Postos de gasolina condenados por cartel plantarão árvores para compensar emissão

Em Manaus, sindicato faz acordo e destina R$ 300 mil para projeto que compensa emissões de gases do efeito estufa.

Depois de manter por anos a prática de cartel, postos de combustíveis em Manaus estão agora compensando os gases de efeito estufa emitidos pelos produtos que vendiam. Serão 2.850 árvores de espécies nativas da Amazônia plantadas na Reserva de Desenvolvimento Sustentável do Uatumã (AM) que vão captar 1.026 toneladas de gás carbônico da atmosfera.

Essa quantidade é pequena frente ao volume de gás carbônico que o mundo todo despeja no planeta, impulsionando as mudanças climáticas que já são percebidas. A iniciativa, no entanto, é importante para mostrar como o dinheiro arrecadado com irregularidades na lei pode ser convertido em benefícios e incentivos a projetos ligados à sustentabilidade.

Desde 2006, mais de cem postos estão respondendo a uma ação civil pública por combinarem entre si os preços a que vendiam gasolina e outros combustíveis. A ação constatou que entre os problemas docartel estava o prejuízo causado aos consumidores que não tinham a opção de abastecer em um estabelecimento com melhor preço.

O sindicato que representa os postos de combustíveis firmou um Termo de Ajuste de Conduta (TAC) junto ao Ministério Público Federal (MPF) do Amazonas e se comprometeu a pagar uma multa de R$ 1 milhão. É parte dessa multa que será agora destinada à compensação das emissões de gás carbônico.

“Como era impossível que os estabelecimentos reparassem os consumidores de forma individual, o Ministério Público Federal optou por destinar a multa a causas ligadas a interesses coletivos”, diz o procurador Rafael da Silva Rocha, que acompanhou o caso. Para ele, como os motoristas não podem receber o dinheiro gasto de volta, é como se cada um doasse um pouco para o plantio de árvores, diminuindo o impacto ambiental do uso de seus automóveis.
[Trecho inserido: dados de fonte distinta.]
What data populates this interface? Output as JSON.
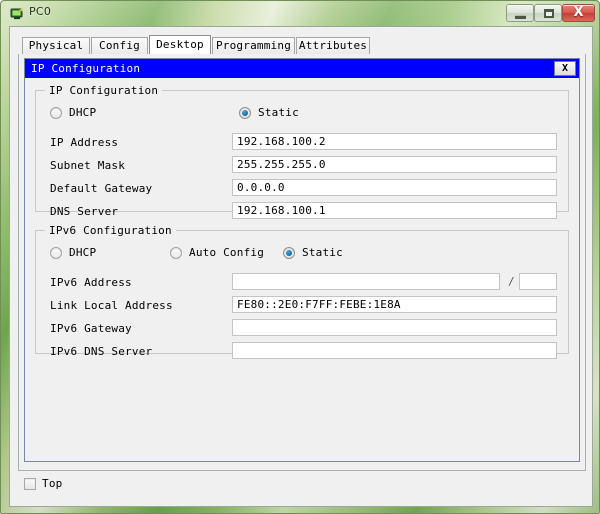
{
  "window": {
    "title": "PC0",
    "icon": "pc-device-icon",
    "controls": {
      "minimize": "—",
      "maximize": "□",
      "close": "X"
    }
  },
  "tabs": [
    {
      "label": "Physical",
      "active": false
    },
    {
      "label": "Config",
      "active": false
    },
    {
      "label": "Desktop",
      "active": true
    },
    {
      "label": "Programming",
      "active": false
    },
    {
      "label": "Attributes",
      "active": false
    }
  ],
  "dialog": {
    "title": "IP Configuration",
    "close_label": "X"
  },
  "ipv4": {
    "group_label": "IP Configuration",
    "modes": [
      {
        "label": "DHCP",
        "selected": false
      },
      {
        "label": "Static",
        "selected": true
      }
    ],
    "fields": [
      {
        "label": "IP Address",
        "value": "192.168.100.2"
      },
      {
        "label": "Subnet Mask",
        "value": "255.255.255.0"
      },
      {
        "label": "Default Gateway",
        "value": "0.0.0.0"
      },
      {
        "label": "DNS Server",
        "value": "192.168.100.1"
      }
    ]
  },
  "ipv6": {
    "group_label": "IPv6 Configuration",
    "modes": [
      {
        "label": "DHCP",
        "selected": false
      },
      {
        "label": "Auto Config",
        "selected": false
      },
      {
        "label": "Static",
        "selected": true
      }
    ],
    "address": {
      "label": "IPv6 Address",
      "value": "",
      "separator": "/",
      "prefix_value": ""
    },
    "fields": [
      {
        "label": "Link Local Address",
        "value": "FE80::2E0:F7FF:FEBE:1E8A"
      },
      {
        "label": "IPv6 Gateway",
        "value": ""
      },
      {
        "label": "IPv6 DNS Server",
        "value": ""
      }
    ]
  },
  "footer": {
    "top_label": "Top",
    "top_checked": false
  },
  "colors": {
    "dialog_titlebar": "#0000ff",
    "dialog_title_text": "#ffffff",
    "radio_selected": "#1574b0",
    "close_button": "#c23f33",
    "frame_green": "#6ea84d"
  }
}
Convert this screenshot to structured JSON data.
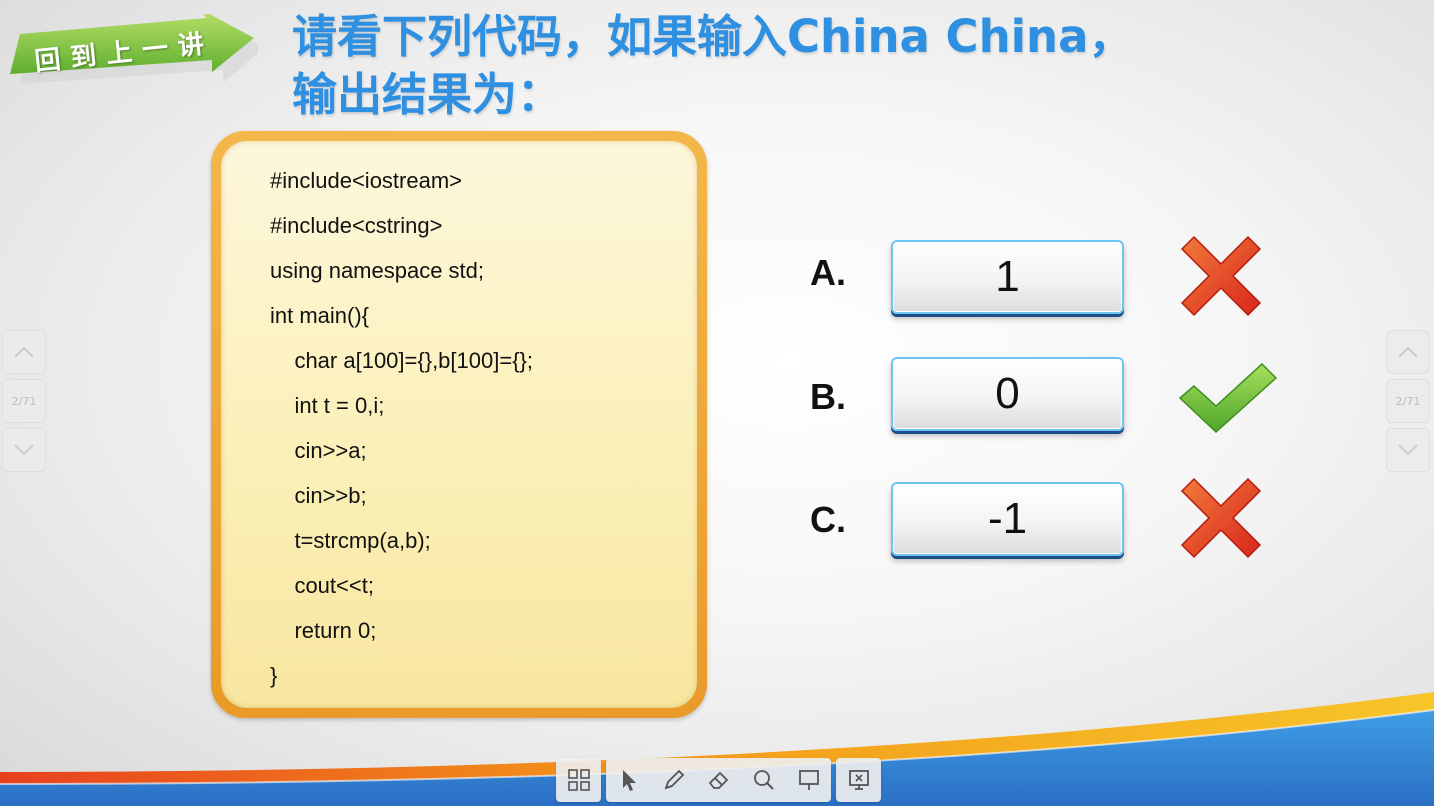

Do valor total da multa, o Instituto de Conservação e Desenvolvimento Sustentável do Amazonas (Idesam) recebeu R$ 300 mil e o destinou ao Programa Carbono Neutro. A iniciativa calcula e faz relatórios sobre o quanto gás carbônico uma pessoa física ou uma empresa emite na atmosfera devido a atividades como viagens, eventos ou produção de materiais. Em seguida, calcula quantas árvores serão necessárias para neutralizar essas emissões – ou “carboneutraizar”. O Idesam se compromete em fazer o plantio e os cuidados das mudas, no geral frutíferas e madeireiras, levadas à Reserva do Uatumã, no leste do Amazonas. Tudo é feito em parceria com as comunidades locais, que têm na reserva uma fonte de renda, por meio da geração de produtos florestais que são explorados de forma sustentável.

Parte do valor que o Idesam recebeu será usado para plantar as mais de duas mil mudas e parte para pagar os agentes comunitários que irão cuidar das áreas reflorestadas. O restante será aproveitado para ações de comunicação e administração e outras frentes do instituto. “Essa é a primeira vez que fechamos uma parceria com o MPF para lidar com um Termo de Ajuste de Conduta. Podemos fazer isso outras vezes. É um modelo muito interessante de compensação de impactos ambientais”, diz Flavio Cremonesi, gerente do Programa Carbono Neutro.

As mudas devem ser plantadas a partir de agosto, mas os planos do Idesam vão além. Segundo Cremonesi, existe a expectativa de alguns postos de combustíveis aderirem ao projeto Bomba Verde, ainda em planejamento. Um percentual do preço da gasolina vendida será destinado a um fundo voltado ao plantio de árvores como forma de compensar o CO2 emitido pelos automóveis. “Todo mundo usa combustíveis para alguma tarefa da vida cotidiana. Se conseguirmos compensar pelo menos um pouco desse consumo, já estamos ganhando”, diz Cremonesi.

A multa que o sindicato dos postos de combustíveis pagou também será destinada a uma campanha de proteção de espécies de peixes, chamada Alerta Vermelho e várias instituições de caridade do Amazonas.